1. ## Pages in a book - need to verify my solution

Hi All,

The pages of a book are numbered as 1, 2, 3, .... It is found that 195 digits are used.

(a) How many pages are numbered with a single-digit number?

(b) How many pages are numbered with a two-digit number?

(c) How many pages are there altogether?

(a) I got single-digit numbers = 9

(b) I got, two-digit numbers = 99 - 9 = 90

(c) This is the part I need verified.

$
\begin{tabular}{ l l }
\textnormal{No. of 1 digit pages} &= 9 \\
\textnormal{No. of 2 digit pages} &= \begin{math}\frac{90}{2}\end{math} = 45 \\
\\
\textnormal{No. of 3 digit numbers used} &= 195 - 99 = 96 \\
\textnormal{No. of 3 digit pages} &= \begin{math}\frac{96}{3}\end{math} = 32 \\
\\
\textnormal{Total pages} &= 9 + 45 + 32 = 86 \\
\end{tabular}
$

The required answer is 101, I am not sure how to get there. Can you help identify my mistake. Thanks for your help.

2. two issues here:

first:
The number of 2 digit pages is 90, not 45.

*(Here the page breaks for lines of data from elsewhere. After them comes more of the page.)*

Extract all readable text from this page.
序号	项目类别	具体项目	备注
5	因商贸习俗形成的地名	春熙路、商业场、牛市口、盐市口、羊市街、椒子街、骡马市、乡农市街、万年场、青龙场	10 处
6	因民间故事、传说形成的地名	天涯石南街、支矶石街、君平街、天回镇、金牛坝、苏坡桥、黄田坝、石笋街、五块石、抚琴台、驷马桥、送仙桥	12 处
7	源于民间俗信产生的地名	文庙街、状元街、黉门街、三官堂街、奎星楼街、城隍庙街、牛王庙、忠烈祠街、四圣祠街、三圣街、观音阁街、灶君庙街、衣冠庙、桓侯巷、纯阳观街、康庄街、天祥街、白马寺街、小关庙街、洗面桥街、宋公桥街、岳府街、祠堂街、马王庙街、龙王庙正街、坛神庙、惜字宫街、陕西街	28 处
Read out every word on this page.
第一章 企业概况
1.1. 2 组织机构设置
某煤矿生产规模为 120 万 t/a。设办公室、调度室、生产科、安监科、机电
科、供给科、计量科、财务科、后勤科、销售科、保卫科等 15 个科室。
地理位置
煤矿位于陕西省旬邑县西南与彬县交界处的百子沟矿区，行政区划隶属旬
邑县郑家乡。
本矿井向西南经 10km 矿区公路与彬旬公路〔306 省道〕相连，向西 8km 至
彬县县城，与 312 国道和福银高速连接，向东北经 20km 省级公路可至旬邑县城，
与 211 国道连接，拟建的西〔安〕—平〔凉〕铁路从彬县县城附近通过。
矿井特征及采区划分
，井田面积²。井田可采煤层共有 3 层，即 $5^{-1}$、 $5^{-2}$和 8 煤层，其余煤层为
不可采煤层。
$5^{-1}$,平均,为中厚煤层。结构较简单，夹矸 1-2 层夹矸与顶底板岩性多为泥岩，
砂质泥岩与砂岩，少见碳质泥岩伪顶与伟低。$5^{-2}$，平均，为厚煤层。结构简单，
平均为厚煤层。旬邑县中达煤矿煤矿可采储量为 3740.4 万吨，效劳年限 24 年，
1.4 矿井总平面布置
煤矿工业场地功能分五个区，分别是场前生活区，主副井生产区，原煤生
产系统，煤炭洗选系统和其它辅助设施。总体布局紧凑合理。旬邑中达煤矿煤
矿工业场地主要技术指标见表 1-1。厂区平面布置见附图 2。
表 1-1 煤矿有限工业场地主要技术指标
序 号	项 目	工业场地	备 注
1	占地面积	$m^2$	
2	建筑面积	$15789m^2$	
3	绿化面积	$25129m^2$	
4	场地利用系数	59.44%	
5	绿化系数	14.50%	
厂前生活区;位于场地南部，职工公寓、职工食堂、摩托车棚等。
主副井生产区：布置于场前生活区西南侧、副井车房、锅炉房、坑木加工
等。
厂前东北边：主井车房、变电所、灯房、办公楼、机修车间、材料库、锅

If there were only 45 2 digit numbers, the pages would go
1,2,3,4,5,6,7,8,9,10,.......58,100

which is not correct as there would be pages missing between 58 and 100.

second:
The number of digits in the 3 digit pages is
195 - (number of digits in 1 digit pages) - (number of digits in 2 digit pages)
=195 - 9 - 90*2
= 6

3. Thanks @SpringFan25.

I feel really stupid now. I see how I mixed up no. of pages and no. of digits used!

So the digits used are $9 \times 1 + 90 \times 2 + 3 \times 2 = 195$

And hence Total no of pages, $9 + 90 + 3 = 101$.